Op. 64 Barden (The Bard), symphonic poem. First version 1913; first performance in Helsinki, 27th March 1913 (Orchestra of Helsinki Philharmonic Society under Jean Sibelius). Final version 1914; first performance in Helsinki, 9th January 1916 (Orchestra of Helsinki Philharmonic Society under Jean Sibelius).
The Bard is one Sibelius's finest small orchestral works. The Sibelius scholar Andrew Barnett has surmised that this could be the missing first movement of the original three-movement sketch version of The Oceanides. Erik Tawaststjerna thought that the composer was probably inspired by Runeberg's poem The Bard, although the composer himself disputed this. The working title of The Bard was probably Der Ritter und die Najade. The Naiads of course bring to mind The Oceanides.
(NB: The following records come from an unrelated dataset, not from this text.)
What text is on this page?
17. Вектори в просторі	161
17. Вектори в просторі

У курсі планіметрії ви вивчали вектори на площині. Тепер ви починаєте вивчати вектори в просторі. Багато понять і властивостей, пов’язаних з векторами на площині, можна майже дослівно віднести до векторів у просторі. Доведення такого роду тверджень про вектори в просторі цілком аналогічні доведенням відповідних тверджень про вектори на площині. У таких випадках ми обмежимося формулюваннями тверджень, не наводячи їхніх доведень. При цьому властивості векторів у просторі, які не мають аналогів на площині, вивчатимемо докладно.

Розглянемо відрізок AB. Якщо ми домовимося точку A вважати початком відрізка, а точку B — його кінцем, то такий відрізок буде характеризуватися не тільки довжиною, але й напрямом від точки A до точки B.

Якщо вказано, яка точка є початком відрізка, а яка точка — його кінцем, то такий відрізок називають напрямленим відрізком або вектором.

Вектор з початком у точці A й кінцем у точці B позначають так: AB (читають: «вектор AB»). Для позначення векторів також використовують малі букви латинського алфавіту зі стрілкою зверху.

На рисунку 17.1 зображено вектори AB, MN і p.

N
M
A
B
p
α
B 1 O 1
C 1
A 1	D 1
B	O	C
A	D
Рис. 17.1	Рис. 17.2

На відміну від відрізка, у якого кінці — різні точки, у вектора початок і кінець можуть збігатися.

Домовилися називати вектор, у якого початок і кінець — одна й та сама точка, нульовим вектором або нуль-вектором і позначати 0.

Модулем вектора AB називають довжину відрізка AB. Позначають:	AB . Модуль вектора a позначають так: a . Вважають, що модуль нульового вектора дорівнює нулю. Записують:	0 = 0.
There may well have been several extra-musical sources of inspiration. Sibelius himself associated it with the world of the Edda and the Ossianic poems and said that the composition was "something like an ancient Scandinavian ballad from the time of the Vikings".
The Bard had its first public performance on 27th March 1913 at a concert of the Philharmonic Orchestra in Helsinki. Otto Kotilainen gave an account of the work in Helsingin Sanomat:
"The work depicts the poetic inspiration of a bard, a heroic singer, delivering his heroic epic. This new composition is a veritable masterpiece, and a valuable addition to Sibelius's excellent musical output. Using a seemingly modest form the composer gives his musical ideas free rein in this brief work. The string instruments proceed through the piece smoothly and calmly like soft voices, accompanied by colourful and delicate figures from the solo harp. The composition ends with a powerful and extensive build-up from the brass. Besides displaying masterly compositional skill, the work has a strange, rich colouring. The piece was performed twice and the audience was highly enthusiastic."
Nowadays the final build-up of The Bard is very rarely made to sound "powerful and extensive". The chords on the harp give the work a somewhat mystical and nostalgic atmosphere. The music is rich in detail and seems like a study in tone colour. The thematic material gradually emerges more clearly in the Largamente episode. After a short climax we hear a philosophical epilogue, with material related to the introduction.
Erik Tawaststjerna made a surprising connection concerning The Bard, writing that "there was a touch of Anton Webern in Sibelius". Erkki Salmenhaara wrote admiringly, "The form advances as a free poem, like something dimly visible in the distance, containing references, whispers, and small emphases."
In its enigmatic way The Bard continues to haunt concert programmes and its subtlety always intrigues the audience.